Friday, November 9, 2012

Back to BaSics

So, it's been a while since I last posted and things have changed. Somewhat.

Now that Barack Obama has secured another four years in the White House, we can finally shift our attention away from the campaign trail and focus on real issues of national significance.

Can anyone think of an issue? Oh, I know! How about the Fiscal Cliff?! I heard that this one is going to be even more exciting than the debt ceiling debacle because this disastrous bit of legislation hanging over our heads is potentially more damaging to the US economy.

If you are not very familiar with the "Fiscal Cliff," my housemate Sam and I found this article on about.com that explains it pretty well. But essentially, our elected Representatives were unable to reach a long-term budget agreement, so instead, they decided to aggregate the worst possible combination of spending cuts and tax increases in one single bill with hopes that Republicans and Democrats will reach a "Grand Compromise" before the stipulations go into effect on January 1, 2013.

The logic behind this decision is fairly straightforward: put a bunch of stuff on a bill that Republicans and Democrats don't like to provide an incentive to make a deal. In an ideal world, both parties will find common ground by combining moderate spending cuts with some new source of revenue. In the Economist blog Free exchange, the author highlights a few of these possibilities. One of the most intriguing solutions comes from a paper written by Martin Feldstein, Maya MacGuineas and Daniel Feenberg for the National Bureau of Economic Research. They propose "capping the total amount that tax expenditures as a whole" to reduce each individual's tax burden. Specifically, they project that a 2 percent cap would raise $278 billion in 2011 and help simplify the tax code for 35 million taxpayers. A benefit of this system is appealing to both sides of the isle "because the TE benefit cap that we analyze would not single out any particular form of tax expenditure but would apply to the total of a all deductions and the key tax exclusion[.] [T]his approach would reduce the revenue cost of tax expenditures without unfairly burdening taxpayers who benefit from a particular deduction." 

I think the most interesting part of this proposal is that it was supported by Mitt Romney during his campaign, but not mentioned by the Obama administration as an option. Romney never articulated direct support of the aforementioned paper or the authors, but we can definitely expect that Romney would have implemented a very similar plan. 

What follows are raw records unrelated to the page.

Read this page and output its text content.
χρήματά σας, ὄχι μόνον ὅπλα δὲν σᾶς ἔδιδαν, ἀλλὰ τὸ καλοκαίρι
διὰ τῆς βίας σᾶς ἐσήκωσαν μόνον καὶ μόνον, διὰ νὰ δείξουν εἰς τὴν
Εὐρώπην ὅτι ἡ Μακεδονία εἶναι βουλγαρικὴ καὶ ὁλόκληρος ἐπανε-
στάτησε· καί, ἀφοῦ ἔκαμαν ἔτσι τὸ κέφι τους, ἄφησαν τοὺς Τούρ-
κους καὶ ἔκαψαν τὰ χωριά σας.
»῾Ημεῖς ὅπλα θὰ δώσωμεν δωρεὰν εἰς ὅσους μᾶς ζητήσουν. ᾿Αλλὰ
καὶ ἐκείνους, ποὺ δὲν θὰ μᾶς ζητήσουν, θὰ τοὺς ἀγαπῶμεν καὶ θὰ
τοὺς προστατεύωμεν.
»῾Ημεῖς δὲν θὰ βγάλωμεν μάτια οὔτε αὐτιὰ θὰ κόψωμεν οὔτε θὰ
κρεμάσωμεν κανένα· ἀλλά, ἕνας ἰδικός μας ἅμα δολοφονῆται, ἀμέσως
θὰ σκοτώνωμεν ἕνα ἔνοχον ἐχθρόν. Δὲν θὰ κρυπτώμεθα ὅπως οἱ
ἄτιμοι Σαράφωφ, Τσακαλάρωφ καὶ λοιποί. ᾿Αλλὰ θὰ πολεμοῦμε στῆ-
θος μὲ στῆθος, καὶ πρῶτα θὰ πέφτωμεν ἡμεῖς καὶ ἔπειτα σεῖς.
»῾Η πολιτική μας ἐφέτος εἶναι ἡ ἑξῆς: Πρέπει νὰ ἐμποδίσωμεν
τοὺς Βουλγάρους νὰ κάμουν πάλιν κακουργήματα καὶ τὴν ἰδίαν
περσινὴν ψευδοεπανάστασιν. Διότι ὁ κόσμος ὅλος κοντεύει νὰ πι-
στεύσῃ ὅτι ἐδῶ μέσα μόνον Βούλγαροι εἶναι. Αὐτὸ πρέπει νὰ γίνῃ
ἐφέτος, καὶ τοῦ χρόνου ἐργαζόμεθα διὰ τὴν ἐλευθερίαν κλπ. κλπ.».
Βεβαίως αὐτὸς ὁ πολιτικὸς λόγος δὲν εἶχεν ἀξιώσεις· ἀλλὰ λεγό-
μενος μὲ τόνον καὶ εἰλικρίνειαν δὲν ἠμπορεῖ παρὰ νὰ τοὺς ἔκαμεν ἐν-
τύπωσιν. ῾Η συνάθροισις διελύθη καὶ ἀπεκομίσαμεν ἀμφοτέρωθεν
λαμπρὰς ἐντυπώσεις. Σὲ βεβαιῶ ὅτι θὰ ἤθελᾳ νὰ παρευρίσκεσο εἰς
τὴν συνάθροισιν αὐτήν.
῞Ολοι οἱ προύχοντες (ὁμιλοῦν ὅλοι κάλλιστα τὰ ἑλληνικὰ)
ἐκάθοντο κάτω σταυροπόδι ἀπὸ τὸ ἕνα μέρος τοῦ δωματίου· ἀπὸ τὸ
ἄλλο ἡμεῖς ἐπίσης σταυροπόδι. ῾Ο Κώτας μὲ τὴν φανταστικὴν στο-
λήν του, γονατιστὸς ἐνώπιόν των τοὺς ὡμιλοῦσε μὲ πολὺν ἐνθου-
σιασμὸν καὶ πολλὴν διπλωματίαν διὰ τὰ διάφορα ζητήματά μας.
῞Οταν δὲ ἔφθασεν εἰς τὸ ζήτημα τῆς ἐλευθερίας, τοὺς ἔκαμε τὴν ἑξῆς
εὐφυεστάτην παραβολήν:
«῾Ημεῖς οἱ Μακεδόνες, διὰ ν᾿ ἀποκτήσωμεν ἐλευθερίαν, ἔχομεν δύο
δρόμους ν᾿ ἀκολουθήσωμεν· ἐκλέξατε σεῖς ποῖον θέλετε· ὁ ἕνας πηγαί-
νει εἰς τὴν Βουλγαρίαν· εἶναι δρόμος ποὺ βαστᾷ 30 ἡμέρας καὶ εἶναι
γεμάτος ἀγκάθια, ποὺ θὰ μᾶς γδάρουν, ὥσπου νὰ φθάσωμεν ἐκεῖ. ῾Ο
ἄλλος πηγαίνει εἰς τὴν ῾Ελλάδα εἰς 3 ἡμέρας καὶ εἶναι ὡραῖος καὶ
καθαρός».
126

In my opinion that is exactly why I think something like this could go into effect within the next month. Both sides of the isle can agree that this will raise enough revenue to make a (small) dent into our debt without raising income tax rates or imposing other, more noticeable tax increases.  My only worry is that the Obama administration will continue to ride the re-election high and insist that we have to raise tax rates. I'm fairly confident (for maybe the first time ever) that John Boehner will not not screw this up as he did with the debt ceiling by proposing a super radical plan of spending cuts that had no chance of passing the Senate or getting Obama's approval. Although the debt ceiling debacle was significant because it affected our debt rating and the bond markets, it did not pose as great a threat to our economy as the Fiscal Cliff does. As it turns out, our debt rating was lowered even after we reached a short term deal to raise the debt ceiling. However, it didn't change much. Our weak economy stagnated for a few months, but has continued to chug along, growing somewhere between 1.5-2.0% GDP per quarter. (Yeah, we all know that's garbage, but its been than Europe. Much better than Europe.)

On the other hand, the Fiscal Cliff has the potential to send the US economy back into recession. If no deal can be reached, the draconian cuts to government spending and large increases in tax could neutralize the gains we have made since 2008. Unemployment would rise sharply and corporate profits in all sectors of the economy would plummet.

I must say, I'm pumped that Obama was re-elected (if you didn't know that already). But, I'm not sure what the future holds. Republicans have already seemed to moderate their positions on "new revenue" which puts Congress in a much better situation that it was two years ago when its primary objective was to "defeat Barack Obama in 2012." Obama's victory has given him some political capital, but how he chooses to use it is crucial. In my opinion, Obama and the Democrats need to show the American people jsut how sensible and moderate they are by working with Boehner and the House Republicans on a Grand Compromise. Even if it isn't the best possible deal (favoring the Republicans perhaps), it is better than the alternative. Moreover, it will set a precedent of compromise that Democrats can use to push through their agenda during the next four years. If Obama and the Democrats start small, they will end big.